Totals of 3,140 men and 2,048 women were pair-matched. The non-diabetic participants showed lower waist circumference, blood pressure, heart rate, and serum lipid concentrations during the second study period. In contrast, the entire distributions of fasting plasma glucose (FPG) concentration in both sexes and glycated hemoglobin (HbA1c) in women were shifted upwards. In men, Δ FPG was +1.6 mg/dL (P < 0.001) and Δ HbA1c was ±0% (P = 0.6). In women, Δ FPG was +3.0 mg/dL (P < 0.001), and Δ HbA1c was +0.1% (P < 0.001). Δ Homeostasis model assessment of β-cell function was -6.6 in men (P < 0.001) and -10.3 in women (P < 0.001). The homeostasis model assessment of insulin resistance did not change significantly.
The "glycemic set point" has increased in non-diabetic people in Japan during recent years. Lifestyle or environmental changes may have caused this metabolic shift through obesity-independent pathways, possibly through effects on pancreatic β-cell function. The underlying mechanism awaits further investigation.
2008 年,日本政府实施了一项代谢综合征国家干预计划。低危个体并非该干预措施的直接目标。然而,他们间接受益于这场大规模的宣传活动。该计划启动后,低危个体的代谢变化记录可能为一般人群的代谢风险方法提供公共卫生政策信息。
我们对住友医院体检中心进行一般健康检查的非糖尿病参与者进行了一项横断面数据分析。2007-2008 年的参与者与 2015-2016 年的参与者按性别、年龄、吸烟状况、血红蛋白水平和红细胞(RBC)计数进行配对。每位参与者仅在研究中被纳入一次。
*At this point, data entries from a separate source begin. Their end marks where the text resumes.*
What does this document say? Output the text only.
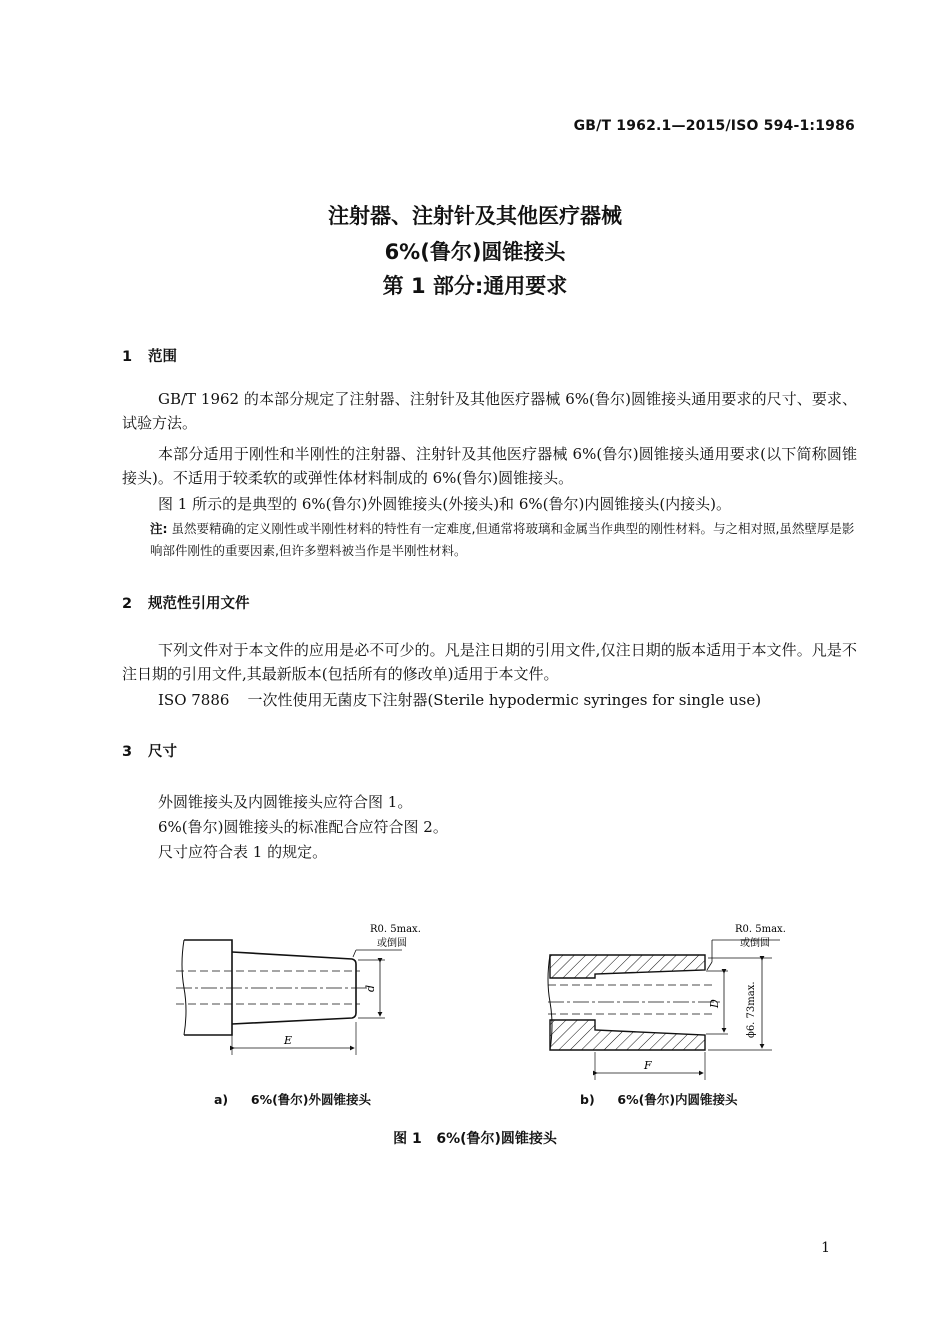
GB/T 1962.1—2015/ISO 594-1:1986
注射器、注射针及其他医疗器械
6%(鲁尔)圆锥接头
第 1 部分:通用要求
1 范围
GB/T 1962 的本部分规定了注射器、注射针及其他医疗器械 6%(鲁尔)圆锥接头通用要求的尺寸、要求、试验方法。
本部分适用于刚性和半刚性的注射器、注射针及其他医疗器械 6%(鲁尔)圆锥接头通用要求(以下简称圆锥接头)。不适用于较柔软的或弹性体材料制成的 6%(鲁尔)圆锥接头。
图 1 所示的是典型的 6%(鲁尔)外圆锥接头(外接头)和 6%(鲁尔)内圆锥接头(内接头)。
注: 虽然要精确的定义刚性或半刚性材料的特性有一定难度,但通常将玻璃和金属当作典型的刚性材料。与之相对照,虽然壁厚是影响部件刚性的重要因素,但许多塑料被当作是半刚性材料。
2 规范性引用文件
下列文件对于本文件的应用是必不可少的。凡是注日期的引用文件,仅注日期的版本适用于本文件。凡是不注日期的引用文件,其最新版本(包括所有的修改单)适用于本文件。
ISO 7886 一次性使用无菌皮下注射器(Sterile hypodermic syringes for single use)
3 尺寸
外圆锥接头及内圆锥接头应符合图 1。
6%(鲁尔)圆锥接头的标准配合应符合图 2。
尺寸应符合表 1 的规定。
d
E
R0. 5max.
或倒圆
D	ϕ6. 73max.
F
R0. 5max.
或倒圆
a) 6%(鲁尔)外圆锥接头	b) 6%(鲁尔)内圆锥接头
图 1   6%(鲁尔)圆锥接头
1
共配对了 3140 名男性和 2048 名女性。在第二次研究期间,非糖尿病参与者的腰围、血压、心率和血清脂质浓度较低。相比之下,两性的空腹血糖(FPG)浓度和女性的糖化血红蛋白(HbA1c)的整个分布均向上移动。在男性中,ΔFPG 为+1.6mg/dL(P<0.001),ΔHbA1c 为±0%(P=0.6)。在女性中,ΔFPG 为+3.0mg/dL(P<0.001),ΔHbA1c 为+0.1%(P<0.001)。男性的β细胞功能稳态模型评估的ΔHomeostasis 为-6.6(P<0.001),女性为-10.3(P<0.001)。胰岛素抵抗稳态模型评估没有显著变化。
近年来,日本非糖尿病人群的“血糖设定点”有所升高。生活方式或环境变化可能通过肥胖无关的途径导致这种代谢变化,可能是通过对胰岛β细胞功能的影响。潜在机制有待进一步研究。